Four Leadership Lessons from the Super Bowl

I don’t watch much football. In fact, I don’t watch many sports other than an occasional golf tournament. But I watched the Super Bowl Sunday night and enjoyed every second of it. When Plaxico Burress caught the winning touchdown pass with 35 seconds remaining, I came out of my chair. It was a thrilling end to a tense battle.

Super Bowl Finish

As I was reflecting on the game Monday morning, I thought that the Giants, particularly Eli Manning, demonstrated four characteristics of all great leaders:

  1. They remained humble. I heard an interview with Tom Brady, the Patriot’s quarterback before the game. I don’t remember the particulars, but I remember him assuming that the Patriots would trounce the Giants. Maybe he was just confident. But, as it turned out, he was over-confident at best. I also thought it was telling that Brady didn’t shake Manning’s hand after the game.

    Compare the Giants demeanor during the game. The Giants didn’t strut after they scored like the Patriots. In fact, Burress knelt in a silent prayer after catching the winning touchdown. I don’t think the contrast between the two teams—and their cultures—could have been more pronounced.

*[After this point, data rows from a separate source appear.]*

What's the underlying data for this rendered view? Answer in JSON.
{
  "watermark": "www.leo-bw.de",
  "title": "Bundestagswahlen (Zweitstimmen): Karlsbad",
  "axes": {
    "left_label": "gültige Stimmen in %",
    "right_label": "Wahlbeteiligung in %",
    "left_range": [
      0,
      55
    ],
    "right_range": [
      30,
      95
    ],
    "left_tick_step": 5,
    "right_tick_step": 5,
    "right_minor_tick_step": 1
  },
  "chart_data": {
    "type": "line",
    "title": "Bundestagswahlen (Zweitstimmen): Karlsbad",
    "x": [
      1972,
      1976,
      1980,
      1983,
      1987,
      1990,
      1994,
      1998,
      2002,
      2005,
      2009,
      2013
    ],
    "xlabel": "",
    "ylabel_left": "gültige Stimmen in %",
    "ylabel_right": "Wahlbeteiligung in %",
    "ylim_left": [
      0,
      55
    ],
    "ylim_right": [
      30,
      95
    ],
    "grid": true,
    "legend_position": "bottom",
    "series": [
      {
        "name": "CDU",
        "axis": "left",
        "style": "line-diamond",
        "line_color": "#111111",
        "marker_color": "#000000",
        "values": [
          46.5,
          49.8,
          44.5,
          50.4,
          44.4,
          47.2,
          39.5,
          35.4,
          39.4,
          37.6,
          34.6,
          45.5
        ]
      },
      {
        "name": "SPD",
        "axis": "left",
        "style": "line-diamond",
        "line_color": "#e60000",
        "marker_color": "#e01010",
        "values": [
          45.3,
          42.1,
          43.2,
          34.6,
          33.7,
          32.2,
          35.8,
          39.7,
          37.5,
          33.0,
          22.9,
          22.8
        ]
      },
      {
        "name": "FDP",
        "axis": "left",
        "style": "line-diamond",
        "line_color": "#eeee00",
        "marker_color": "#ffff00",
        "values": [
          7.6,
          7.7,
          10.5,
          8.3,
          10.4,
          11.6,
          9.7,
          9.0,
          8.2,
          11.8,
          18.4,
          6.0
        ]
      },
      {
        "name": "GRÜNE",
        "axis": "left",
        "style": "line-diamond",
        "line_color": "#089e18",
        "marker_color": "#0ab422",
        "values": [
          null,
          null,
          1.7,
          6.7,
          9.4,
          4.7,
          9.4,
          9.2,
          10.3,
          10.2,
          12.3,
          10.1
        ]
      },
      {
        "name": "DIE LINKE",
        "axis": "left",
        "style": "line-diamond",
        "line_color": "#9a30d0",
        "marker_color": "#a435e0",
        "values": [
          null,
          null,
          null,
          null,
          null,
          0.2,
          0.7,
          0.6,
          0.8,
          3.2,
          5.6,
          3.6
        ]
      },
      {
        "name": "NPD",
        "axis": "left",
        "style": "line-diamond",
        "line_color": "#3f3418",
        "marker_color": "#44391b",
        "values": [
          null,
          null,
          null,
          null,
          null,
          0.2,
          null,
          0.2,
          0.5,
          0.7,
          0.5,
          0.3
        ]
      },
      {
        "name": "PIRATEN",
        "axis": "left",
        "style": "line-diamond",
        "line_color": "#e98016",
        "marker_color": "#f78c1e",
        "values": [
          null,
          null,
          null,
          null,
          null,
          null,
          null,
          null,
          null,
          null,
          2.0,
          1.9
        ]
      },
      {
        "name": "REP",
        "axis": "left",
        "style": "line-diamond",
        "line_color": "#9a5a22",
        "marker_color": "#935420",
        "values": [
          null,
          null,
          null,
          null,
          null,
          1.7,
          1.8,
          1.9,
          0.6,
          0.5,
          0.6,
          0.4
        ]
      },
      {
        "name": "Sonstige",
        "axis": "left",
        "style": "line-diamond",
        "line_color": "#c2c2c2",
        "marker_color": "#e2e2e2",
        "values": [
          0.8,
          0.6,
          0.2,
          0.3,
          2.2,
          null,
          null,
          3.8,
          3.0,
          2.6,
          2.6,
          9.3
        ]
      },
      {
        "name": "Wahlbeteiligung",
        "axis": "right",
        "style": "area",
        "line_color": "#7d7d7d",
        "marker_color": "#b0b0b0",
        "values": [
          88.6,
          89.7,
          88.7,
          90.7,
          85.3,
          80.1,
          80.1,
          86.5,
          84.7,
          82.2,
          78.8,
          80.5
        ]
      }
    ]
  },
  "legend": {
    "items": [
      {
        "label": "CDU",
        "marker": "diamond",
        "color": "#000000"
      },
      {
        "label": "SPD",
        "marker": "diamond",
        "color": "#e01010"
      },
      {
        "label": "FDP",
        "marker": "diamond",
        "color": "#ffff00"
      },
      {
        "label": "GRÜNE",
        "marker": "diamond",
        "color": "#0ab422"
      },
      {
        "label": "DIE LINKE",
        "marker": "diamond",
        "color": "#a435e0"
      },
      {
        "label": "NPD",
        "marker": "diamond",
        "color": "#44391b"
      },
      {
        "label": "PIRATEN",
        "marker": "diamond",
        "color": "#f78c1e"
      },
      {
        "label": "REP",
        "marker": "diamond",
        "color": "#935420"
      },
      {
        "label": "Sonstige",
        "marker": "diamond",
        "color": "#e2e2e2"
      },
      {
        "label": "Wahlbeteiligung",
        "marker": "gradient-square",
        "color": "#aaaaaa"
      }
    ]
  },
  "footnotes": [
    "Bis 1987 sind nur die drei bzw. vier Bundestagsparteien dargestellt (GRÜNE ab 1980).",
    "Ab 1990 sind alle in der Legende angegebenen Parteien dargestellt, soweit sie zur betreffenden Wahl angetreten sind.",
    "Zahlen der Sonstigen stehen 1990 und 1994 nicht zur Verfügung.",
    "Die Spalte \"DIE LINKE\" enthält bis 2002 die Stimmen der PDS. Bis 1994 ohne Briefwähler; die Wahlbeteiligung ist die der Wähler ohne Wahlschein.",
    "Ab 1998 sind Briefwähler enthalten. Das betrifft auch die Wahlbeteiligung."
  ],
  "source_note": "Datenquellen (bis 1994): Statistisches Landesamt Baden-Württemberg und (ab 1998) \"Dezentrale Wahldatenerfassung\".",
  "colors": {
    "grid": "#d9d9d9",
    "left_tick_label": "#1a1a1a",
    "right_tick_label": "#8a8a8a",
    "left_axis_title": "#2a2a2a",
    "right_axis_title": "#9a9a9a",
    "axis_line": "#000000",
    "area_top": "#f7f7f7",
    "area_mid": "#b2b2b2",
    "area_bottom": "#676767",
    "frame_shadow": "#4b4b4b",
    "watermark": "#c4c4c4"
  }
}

    Real leaders are humble. They don’t need to toot their own horn. And, they know just how fleeting and short-lived many successes are. As a result, their first response to a big win is gratitude not strutting like a peacock.

  2. They ignored the drift. Before the game, everyone assumed that the Patriots would achieve the “Perfect Season,” winning every game they played, including Super Bowl XLII. By game time, the Patriots were favored by twelve points. By contrast, many people didn’t believe the Giants even deserved to be in the Super Bowl. Certainly, no one expected them to win.

    It would have been easy for the Giants to listen to the drift of the media and assume they couldn’t win. No one would have blamed them if they had said to one another, “Look we probably can’t win. Let’s just do our best and hope we don’t embarrass ourselves too badly.” But they didn’t.

    Real leaders are aware of the drift, but they refuse to submit to it. Instead, they are internally-driven. They have their own agenda and plans. They shape reality instead of letting it shape them.

  3. They focused on execution. I’m sure a game like the Super Bowl is enormously distracting. Lights, cameras, music, tens of thousands of fans—a cacophony of sights and sounds. I’m sure it takes enormous discipline to stay focused on the task at hand. But Manning and the Giants did it. They marched steadily forward. And when they suffered a setback, they took it in stride and just kept playing.

    By contrast, the Patriots seemed rattled—even disoriented at times. Certainly, Brady wasn’t used to being sacked. After all, they had not lost all season. They just couldn’t seem to sustain a drive.

    Real leaders stay focused on execution. When they experience a setback, they come up with a new plan and keep moving forward. They exhibit extreme focus and discipline—especially in their heads, which is where the game is really won or lost.

  4. They played until the whistle blew. The Giants won in the last minute of the game. It would have been so easy to give up. And who would have blamed them? But they just kept driving forward. As long as they stayed on the field, they keep the possibility of winning alive.

    By contrast, the Patriot’s coach, Bill Belichick, walked off the field with one second remaining. Sure, losing was almost certain at that point. But, evidently, he hadn’t seen the Trinity University play in the final two seconds of their game with Mississippi Millsaps. They completed a pass and 15 laterals to win the game.

    Although there was only one second left, anything was possible. For example, the Giants could have fumbled. But, Belichick walked off the field before the whistle blew and sealed his own fate. As a leader, I think it also sent a terrible message to the team.

    Real leaders stay on the field until the whistle blows. They keep possibility alive and play hard. The Giants were a model of this, and they inspired everyone who watched, including me.

In the end, it is clear that the Super Bowl wasn’t about natural ability or momentum. It was about leadership. Manning was the better leader, and that’s the real reason the Giants won.